Introduction of Nucleic Acids
[0119] Methods of introducing nucleic acids into a cell include physical, biological and chemical methods. Physical methods for introducing a polynucleotide, such as DNA or RNA, into a cell include transfection, transformation, transduction, calcium phosphate precipitation, lipofection, particle bombardment, microinjection, electroporation, and the like. RNA and DNA can be introduced into cells using commercially available methods which include electroporation (Amaxa Nucleofector-II (Amaxa Biosystems, Cologne, Germany)), (ECM 830 (BTX) (Harvard Instruments, Boston, Mass.) or the Gene Pulser II (BioRad, Denver, Colo.), Multiporator (Eppendort, Hamburg Germany). RNA and DNA can also be introduced into cells using cationic liposome mediated transfection using lipofection, using polymer encapsulation, using peptide mediated transfection, or using biolistic particle delivery systems such as gene guns (see, for example, Nishikawa, et al. Hum Gene Ther., 12(8):861-70 (2001).

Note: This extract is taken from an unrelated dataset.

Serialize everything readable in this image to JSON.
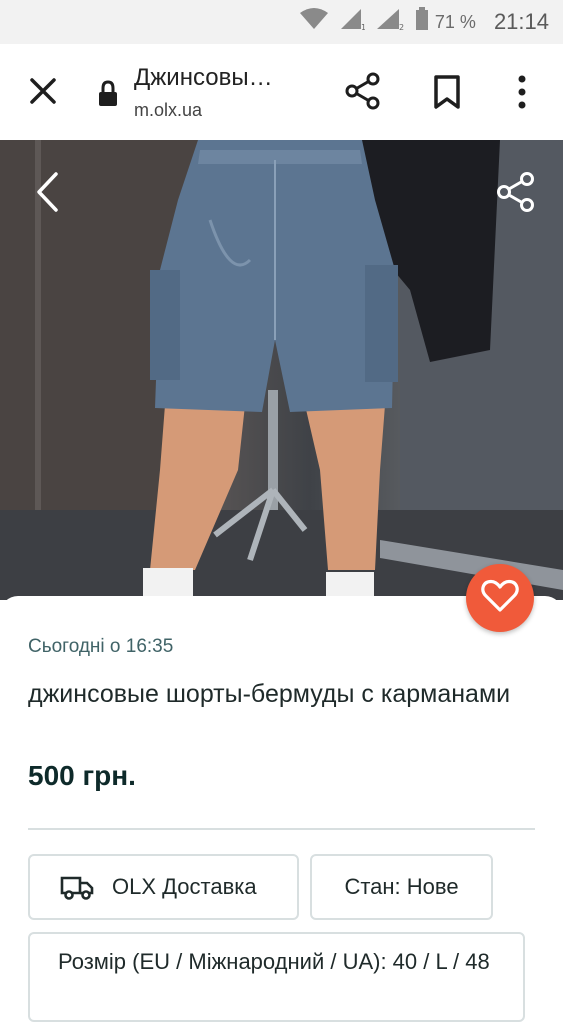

[0120] Biological methods for introducing a polynucleotide of interest into a cell include the use of DNA and RNA vectors. Viral vectors, and especially retroviral vectors, have become the most widely used method for inserting genes into mammalian, e.g., human cells. Other viral vectors can be derived from lentivirus, poxviruses, herpes simplex virus I, adenoviruses and adeno-associated viruses, and the like. See, for example, U.S. Pat. Nos. 5,350,674 and 5,585,362. Non-viral vector such as plasmids can also be used to introduce nucleic acids or polynucleotides into a cell. In certain embodiments plasmids containing guide RNAs are transfected into a cell.

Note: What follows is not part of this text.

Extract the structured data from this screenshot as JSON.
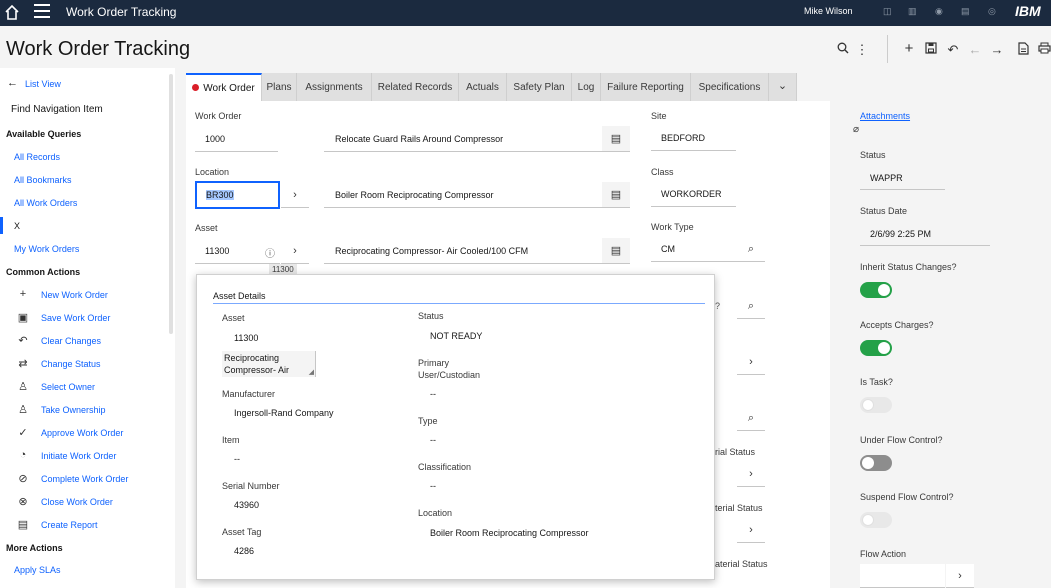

[0121] Chemical means for introducing a polynucleotide into a host cell include colloidal dispersion systems, such as macromolecule complexes, nanocapsules, microspheres, beads, and lipid-based systems including oil-in-water emulsions, micelles, mixed micelles, and liposomes. An exemplary colloidal system for use as a delivery vehicle in vitro and in vivo is a liposome (e.g., an artificial membrane vesicle).
[0122] Regardless of the method used to introduce exogenous nucleic acids into a host cell, in order to confirm the presence of the nucleic acids in the host cell, a variety of assays may be performed. Such assays include, for example, molecular biological assays well known to those of skill in the art, such as gel electrophoresis, Southern and Northern blotting, RT-PCR and PCR; biochemical assays, such as detecting the presence or absence of a particular peptide, e.g., by immunological means (ELISAs and Western blots) or by assays described herein to identify agents falling within the scope of the invention.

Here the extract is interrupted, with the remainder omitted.